Ejigbo is about 35 km (22 mi) north-east of Iwo, 30 km (19 mi) from Ogbomosho in the north and 24 km (15 mi) from Ede in the south-east. It is about 40 km (25 mi) north-west of Osogbo, the capital of Osun State, and about 95 km (59 mi) north-east of Ibadan.
See and do
The town is home to several traditional events.
- Ogiyan Festival. The festival of Orisa Ogiyan is still the most spectacular annual event in the town. During the festival, the Ogiyan, the ruler of the town is confined to his home for three months. The Orisa Ogiyan festival is held at the beginning of the harvest of new yams, usually in the rainy season. The Orisa is fed with new yam and epo pupa (palm oil). An important aspect of the festival is Ewo, the practice in which the people of the town divide themselves into two groups: the Isale Osolo and the Oke Mapo. The two groups face each other in a daylong whipping fights, as though in real battle.

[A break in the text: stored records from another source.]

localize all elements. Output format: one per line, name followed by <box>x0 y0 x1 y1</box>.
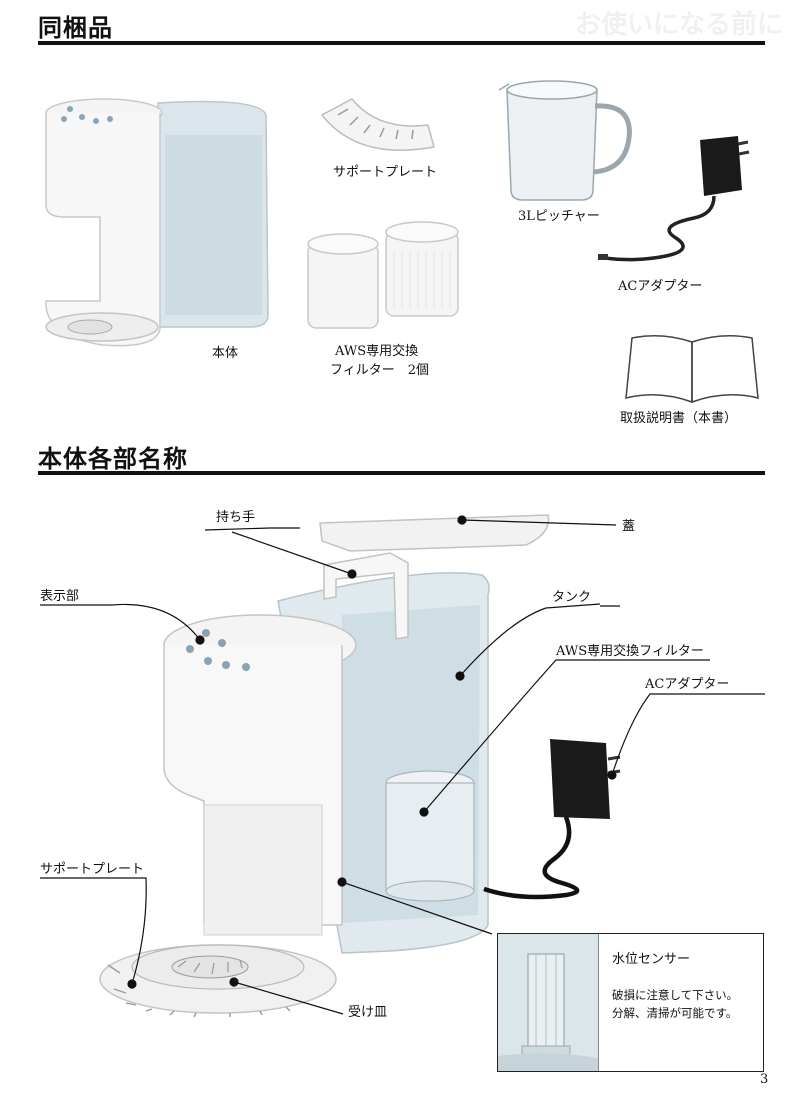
contents-label-filter-line1: AWS専用交換 <box>335 344 419 359</box>
sensor-description: 破損に注意して下さい。 分解、清掃が可能です。 <box>612 986 738 1022</box>
parts-label-handle: 持ち手 <box>216 510 256 525</box>
show-through-text: お使いになる前に <box>575 10 784 40</box>
contents-label-manual: 取扱説明書（本書） <box>620 411 738 426</box>
contents-label-filter-line2: フィルター 2個 <box>330 363 430 378</box>
contents-label-support-plate: サポートプレート <box>333 165 438 180</box>
filters-illustration <box>307 221 459 329</box>
parts-diagram <box>99 514 550 1018</box>
main-unit-illustration <box>45 98 269 347</box>
contents-label-body: 本体 <box>212 346 239 361</box>
parts-heading-rule <box>38 471 765 475</box>
parts-label-lid: 蓋 <box>622 519 636 534</box>
page-number: 3 <box>760 1072 769 1087</box>
parts-label-ac-adapter: ACアダプター <box>645 677 730 692</box>
parts-label-filter: AWS専用交換フィルター <box>556 644 704 659</box>
sensor-title: 水位センサー <box>612 952 691 967</box>
parts-label-display: 表示部 <box>40 589 80 604</box>
parts-ac-adapter-illustration <box>483 739 621 900</box>
contents-heading: 同梱品 <box>38 14 113 42</box>
parts-label-drip-tray: 受け皿 <box>348 1005 388 1020</box>
parts-label-tank: タンク <box>552 590 592 605</box>
manual-illustration <box>625 335 759 404</box>
parts-label-support-plate: サポートプレート <box>40 862 145 877</box>
sensor-illustration <box>498 934 598 1071</box>
sensor-desc-line2: 分解、清掃が可能です。 <box>612 1006 738 1020</box>
pitcher-illustration <box>498 80 632 201</box>
contents-label-pitcher: 3Lピッチャー <box>518 209 600 224</box>
parts-heading: 本体各部名称 <box>38 445 188 473</box>
support-plate-illustration <box>320 98 435 151</box>
sensor-desc-line1: 破損に注意して下さい。 <box>612 988 739 1002</box>
contents-heading-rule <box>38 41 765 45</box>
ac-adapter-illustration <box>598 136 750 262</box>
water-level-sensor-callout: 水位センサー 破損に注意して下さい。 分解、清掃が可能です。 <box>497 933 764 1072</box>
water-level-sensor-photo <box>498 934 599 1071</box>
contents-label-ac-adapter: ACアダプター <box>618 279 703 294</box>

All major mobile phone service networks are available in Ejigbo but with varying degree of reliability and usability. Often times, it is customary to experience network outage for all or some of the mobile phone service providers. Such situation is particularly common in some remote areas of the city. And it is also common for different networks to be more stable and reliable in different locations of the city at different times.
It is preferable if you are planning a visit to this city to have multiple SIM cards that cut across all the mobile service providers as you can't tell which will be more stable and reliable at a time in your location during your visit. And if you will risk not having any of them, you might be better off not risking the MTN network, because,from indications, its seems to perform well than the others, though its rates may be high and its offers and services might be stringent, but you might be more assured of seamless voice and data connection. While 4G network might not be widespread in city, you could be assured of a fairly stable 2G and 3Gs broadband cellular networks.
Glo (Globacom) boasts of fast network speed for internet browsing activities, but that might only be enjoyable in limited locations. Airtel is fairly satisfactory for all you might need to connect to the world, including rates and network stability. As for 9mobile, they also perform well in internet browsing speed but not without locational limitations.